【コミカライズ】無職だけど転移先の異世界で加護付与スキルを駆使して30年後の世界滅亡の危機に立ち向かう

~目指せ! 俺だけの最強ハーレムパーティ~
猪木洋平@【コミカライズ連載中】
猪木洋平@【コミカライズ連載中】

1724話 漆刃(うるは)

公開日時: 2025年4月21日(月) 12:10
文字数:1,203

(虚空島の下に広がる山脈へ、桔梗を向かわせるべきかどうか……)


 今、桜花藩の外で動かせる人材には限りがある。

 景春と早雲――それぞれ力量として申し分ないが、藩外での運用となるとどうしても制約が多い。

 桜花七侍の面々も便利ではあるが、彼らを藩外で単独行動させるには、まだ忠義の度合いに一抹の不安がつきまとう。


 そうした制約の中で、能力と忠義度の両面から信頼できる者は、やはり紅葉、流華、桔梗の三人に絞られる。

 紅葉の冷静沈着さ、流華の柔軟な対応力、桔梗の圧倒的な戦闘安定性――いずれもが、今後の局面において鍵となる。


 次点は無月だ。

 彼女の身のこなしには、忍としての研ぎ澄まされた美学すら感じられる。

 そしてその配下たち――幽蓮、黒羽、水無月。

 彼女たちもまた、若手の中では確かな腕を持つ忍者であり、流華と共に修行で汗を流してきた仲間たちだ。

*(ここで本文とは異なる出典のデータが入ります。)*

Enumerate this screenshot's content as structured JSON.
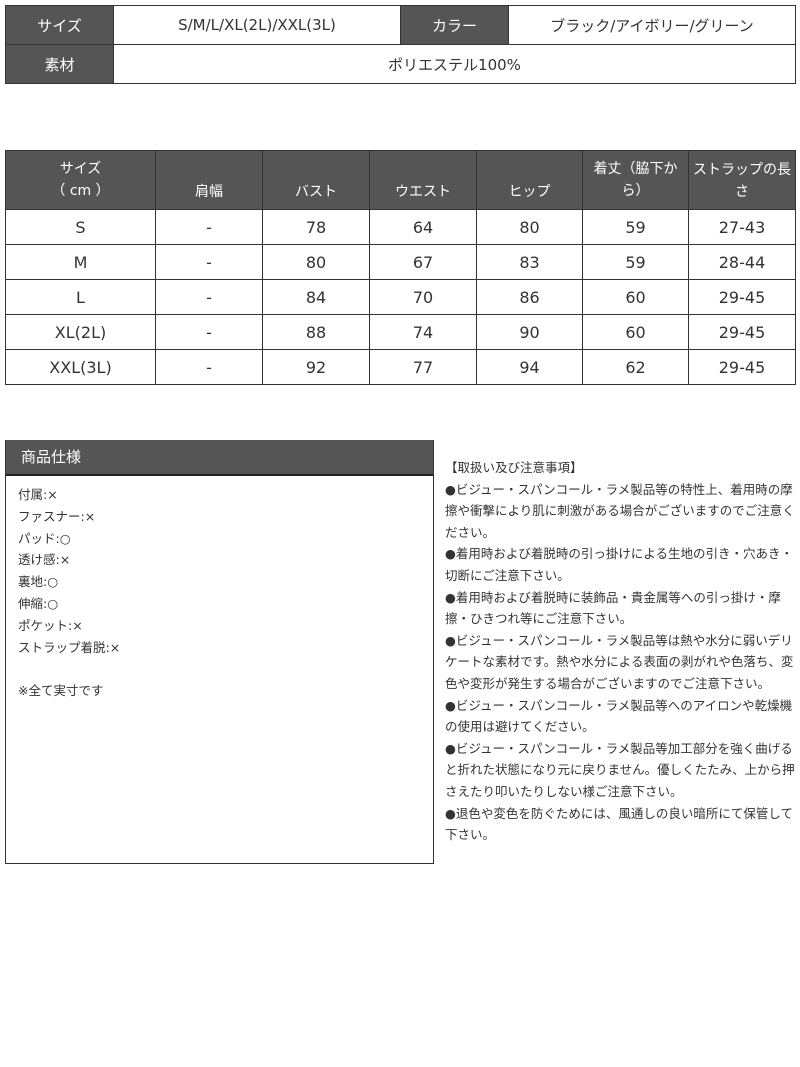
{
  "info": {
    "size_label": "サイズ",
    "size_value": "S/M/L/XL(2L)/XXL(3L)",
    "color_label": "カラー",
    "color_value": "ブラック/アイボリー/グリーン",
    "material_label": "素材",
    "material_value": "ポリエステル100%"
  },
  "size_table": {
    "headers": [
      "サイズ\n（ cm ）",
      "肩幅",
      "バスト",
      "ウエスト",
      "ヒップ",
      "着丈（脇下から）",
      "ストラップの長さ"
    ],
    "rows": [
      [
        "S",
        "-",
        "78",
        "64",
        "80",
        "59",
        "27-43"
      ],
      [
        "M",
        "-",
        "80",
        "67",
        "83",
        "59",
        "28-44"
      ],
      [
        "L",
        "-",
        "84",
        "70",
        "86",
        "60",
        "29-45"
      ],
      [
        "XL(2L)",
        "-",
        "88",
        "74",
        "90",
        "60",
        "29-45"
      ],
      [
        "XXL(3L)",
        "-",
        "92",
        "77",
        "94",
        "62",
        "29-45"
      ]
    ]
  },
  "spec": {
    "title": "商品仕様",
    "items": [
      "付属:×",
      "ファスナー:×",
      "パッド:○",
      "透け感:×",
      "裏地:○",
      "伸縮:○",
      "ポケット:×",
      "ストラップ着脱:×",
      "",
      "※全て実寸です"
    ]
  },
  "notes": {
    "title": "【取扱い及び注意事項】",
    "items": [
      "●ビジュー・スパンコール・ラメ製品等の特性上、着用時の摩擦や衝撃により肌に刺激がある場合がございますのでご注意ください。",
      "●着用時および着脱時の引っ掛けによる生地の引き・穴あき・切断にご注意下さい。",
      "●着用時および着脱時に装飾品・貴金属等への引っ掛け・摩擦・ひきつれ等にご注意下さい。",
      "●ビジュー・スパンコール・ラメ製品等は熱や水分に弱いデリケートな素材です。熱や水分による表面の剥がれや色落ち、変色や変形が発生する場合がございますのでご注意下さい。",
      "●ビジュー・スパンコール・ラメ製品等へのアイロンや乾燥機の使用は避けてください。",
      "●ビジュー・スパンコール・ラメ製品等加工部分を強く曲げると折れた状態になり元に戻りません。優しくたたみ、上から押さえたり叩いたりしない様ご注意下さい。",
      "●退色や変色を防ぐためには、風通しの良い暗所にて保管して下さい。"
    ]
  },
  "colors": {
    "header_bg": "#555555",
    "border": "#333333"
  }
}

 その結びつきには、簡単には揺るがない信頼が宿りつつある。


 ――余談だが、今の彼女たちには、かつてのような暗殺任務は課していない。

 善意からの判断ではない。

 俺の呪い――それが理由だ。

 あるとき、他藩の要人暗殺を命じようとした瞬間、心の内に突如として湧き上がった強烈な抵抗感。

 それは、配下への暗殺命令を取り消すには十分すぎるほどの力だった。

 直接的な戦闘で命を奪えぬのはこれまでで分かっていたが、どうやら間接的な殺意にもまた、何らかの制約がかかっているらしい。


 もちろん、それでも命じようと思えばできたかもしれない。

 しかし、そこに無理を通すほどの理由はなかった。

 俺のチート能力と、有能な配下たちの戦力をもってすれば、近麗地方の統一など時間の問題だ。

 詳細がよく分かっていない謎の呪いに対して、わざわざリスクを犯す必要はない。


 それゆえ、かつての暗部組織『闇忍』は解体された。

 代わって、新たに生まれたのが諜報専門の『漆刃(うるは)』。

 構成員は同じ。

 無月を筆頭に、かつての闇忍たちがそのまま名前を変えただけの組織。


 だが、名を変えることで、人は変わる。

 変わったと思い込むことで、重ねてきた罪から距離を取る。

 それでいいのだ。

 単なる戦術の選択ではなく、気持ちの問題だ。


 ――話を戻そう。


 翡翠湖への派遣は紅葉に決定した今、虚空島の探索任務には桔梗、流華、無月のいずれかが現実的な選択肢となる。

 山脈地帯に隠された神社あるいは迷宮の発見――それが今回の任務の核心だ。

 形式上は他藩への潜入にあたるが、山中にまで天上人の影響力が及んでいるとは考えにくい。

 最大の脅威は、大自然の脅威、そして妖獣ぐらいなものだろう。


 その点を踏まえると、今回の任務には安定した近接戦闘力こそが求められると言える。

 流華や無月の潜入能力も魅力ではあるが、剣術レベル5の桔梗こそが最適任だ。

 彼女の刀が振るわれるとき、敵は一太刀のうちに沈むだろう。


「分かった、桔梗に任せよう。補佐役は考えているのか?」


 俺はそう問いかける。

 彼女は確信を宿した頷きを見せた。